Later on the three of us will head over to our church to pay our respects. On Good Friday there are no masses. The church is dark and cool. A six-foot crucifix is placed centrally before the altar with a kneeler in front of it. I’ve seen lines of twenty or thirty people waiting to pray before it, and I’ve seen the church totally empty. We’ll head over around eleven, so I’m not sure how crowded it will be.

After that I’ll make the girls some pasta. I’m fasting, but they are exempt. That being said, it won’t be a day of hogging out with snacks. They have some chores to do later on, such as breaking down their Girl Scout cookie orders so we can have them ready to ship out and distribute tomorrow.

My Lenten practice this year was to read through the Psalms. When I read through the Bible way back in 1992 for the first time, I skipped the 150 psalms. Since then I have made numerous halting efforts to read through them, the last being Lent four years ago. This year I started the first three weeks reading four Psalms a day, then a few days went by where my focus was elsewhere, then I went back, then I went away.
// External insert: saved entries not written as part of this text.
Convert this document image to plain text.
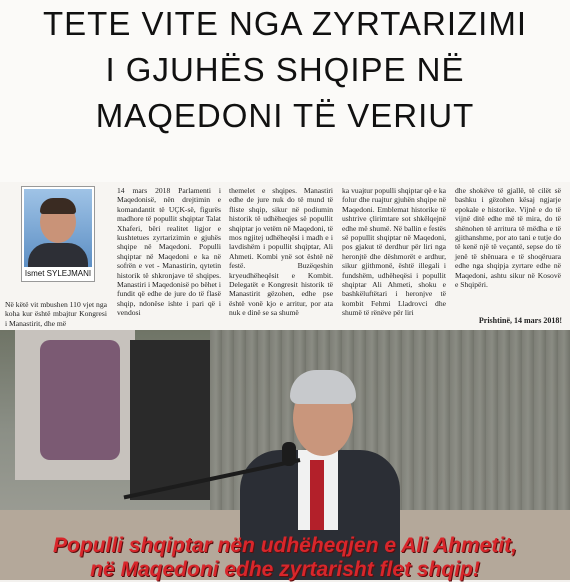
TETE VITE NGA ZYRTARIZIMI
I GJUHËS SHQIPE NË
MAQEDONI TË VERIUT
Ismet SYLEJMANI
Në këtë vit mbushen 110 vjet nga koha kur është mbajtur Kongresi i Manastirit, dhe më
14 mars 2018 Parlamenti i Maqedonisë, nën drejtimin e komandantit të UÇK-së, figurës madhore të popullit shqiptar Talat Xhaferi, bëri realitet ligjor e kushtetues zyrtarizimin e gjuhës shqipe në Maqedoni. Populli shqiptar në Maqedoni e ka në sofrën e vet - Manastirin, qytetin historik të shkronjave të shqipes. Manastiri i Maqedonisë po bëhet i fundit që edhe de jure do të flasë shqip, ndonëse ishte i pari që i vendosi
themelet e shqipes. Manastiri edhe de jure nuk do të mund të fliste shqip, sikur në podiumin historik të udhëheqjes së popullit shqiptar jo vetëm në Maqedoni, të mos ngjitej udhëheqësi i madh e i lavdishëm i popullit shqiptar, Ali Ahmeti. Kombi ynë sot është në festë. Buzëqeshin kryeudhëheqësit e Kombit. Delegatët e Kongresit historik të Manastirit gëzohen, edhe pse është vonë kjo e arritur, por ata nuk e dinë se sa shumë
ka vuajtur populli shqiptar që e ka folur dhe ruajtur gjuhën shqipe në Maqedoni. Emblemat historike të ushtrive çlirimtare sot shkëlqejnë edhe më shumë. Në ballin e festës së popullit shqiptar në Maqedoni, pos gjakut të derdhur për liri nga heronjtë dhe dëshmorët e ardhur, sikur gjithmonë, është illegali i fundshëm, udhëheqësi i popullit shqiptar Ali Ahmeti, shoku e bashkëluftëtari i heronjve të kombit Fehmi Lladrovci dhe shumë të rënëve për liri
dhe shokëve të gjallë, të cilët së bashku i gëzohen kësaj ngjarje epokale e historike. Vijnë e do të vijnë ditë edhe më të mira, do të shënohen të arritura të mëdha e të gjithanshme, por ato tani e tutje do të kenë një të veçantë, sepse do të jenë të shënuara e të shoqëruara edhe nga shqipja zyrtare edhe në Maqedoni, ashtu sikur në Kosovë e Shqipëri.
Prishtinë, 14 mars 2018!
Populli shqiptar nën udhëheqjen e Ali Ahmetit,
në Maqedoni edhe zyrtarisht flet shqip!
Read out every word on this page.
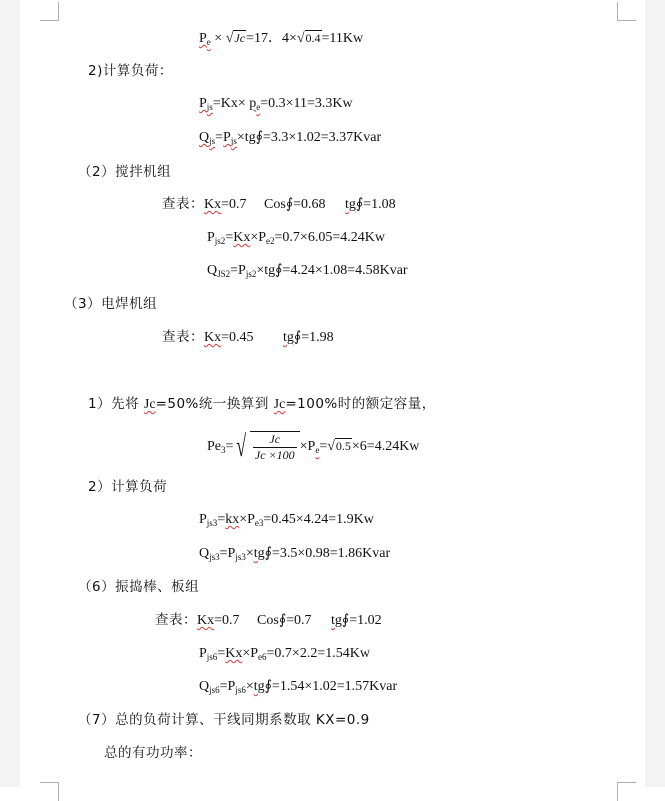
$P_e \times √Jc=17$．4×√0.4=11Kw
2)计算负荷：
$P_{js}=Kx\times p_e=0.3\times 11=3.3Kw$
$Q_{js}=P_{js}\times tg∮=3.3\times 1.02=3.37Kvar$
（2）搅拌机组
查表：Kx=0.7 Cos∮=0.68 tg∮=1.08
$P_{js2}=Kx\times P_{e2}=0.7\times 6.05=4.24Kw$
$Q_{JS2}=P_{js2}\times tg∮=4.24\times 1.08=4.58Kvar$
（3）电焊机组
查表：Kx=0.45 tg∮=1.98
1）先将 Jc=50%统一换算到 Jc=100%时的额定容量，
$Pe_3=$ √ $\frac{Jc}{Jc \times 100} \times P_e=√0.5\times 6=4.24Kw$
2）计算负荷
$P_{js3}=kx\times P_{e3}=0.45\times 4.24=1.9Kw$
$Q_{js3}=P_{js3}\times tg∮=3.5\times 0.98=1.86Kvar$
（6）振捣棒、板组
查表：Kx=0.7 Cos∮=0.7 tg∮=1.02
$P_{js6}=Kx\times P_{e6}=0.7\times 2.2=1.54Kw$
$Q_{js6}=P_{js6}\times tg∮=1.54\times 1.02=1.57Kvar$
（7）总的负荷计算、干线同期系数取 KX=0.9
总的有功功率：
I read up to Psalm 129 last night, so I have 21 to read through by Easter. Eleven today, ten tomorrow. Doable.

Other than that, all quiet on the western front. No forward movement, just status quo. Battling minor depression and major existential crises. Not fun, and my biggest foe is myself. As always, have plenty of ideas to put to electronic pen, but finding time and energy is waging a Sisyphusean tactical war.

Something to pray about and for, today, along with all the Christian persecution in the Middle East, the victims of terrorism in Europe, and the husband of my wife’s coworker who just entered hospice with brain cancer.

Lord Jesus Christ, Son of God, have mercy on me, a sinner.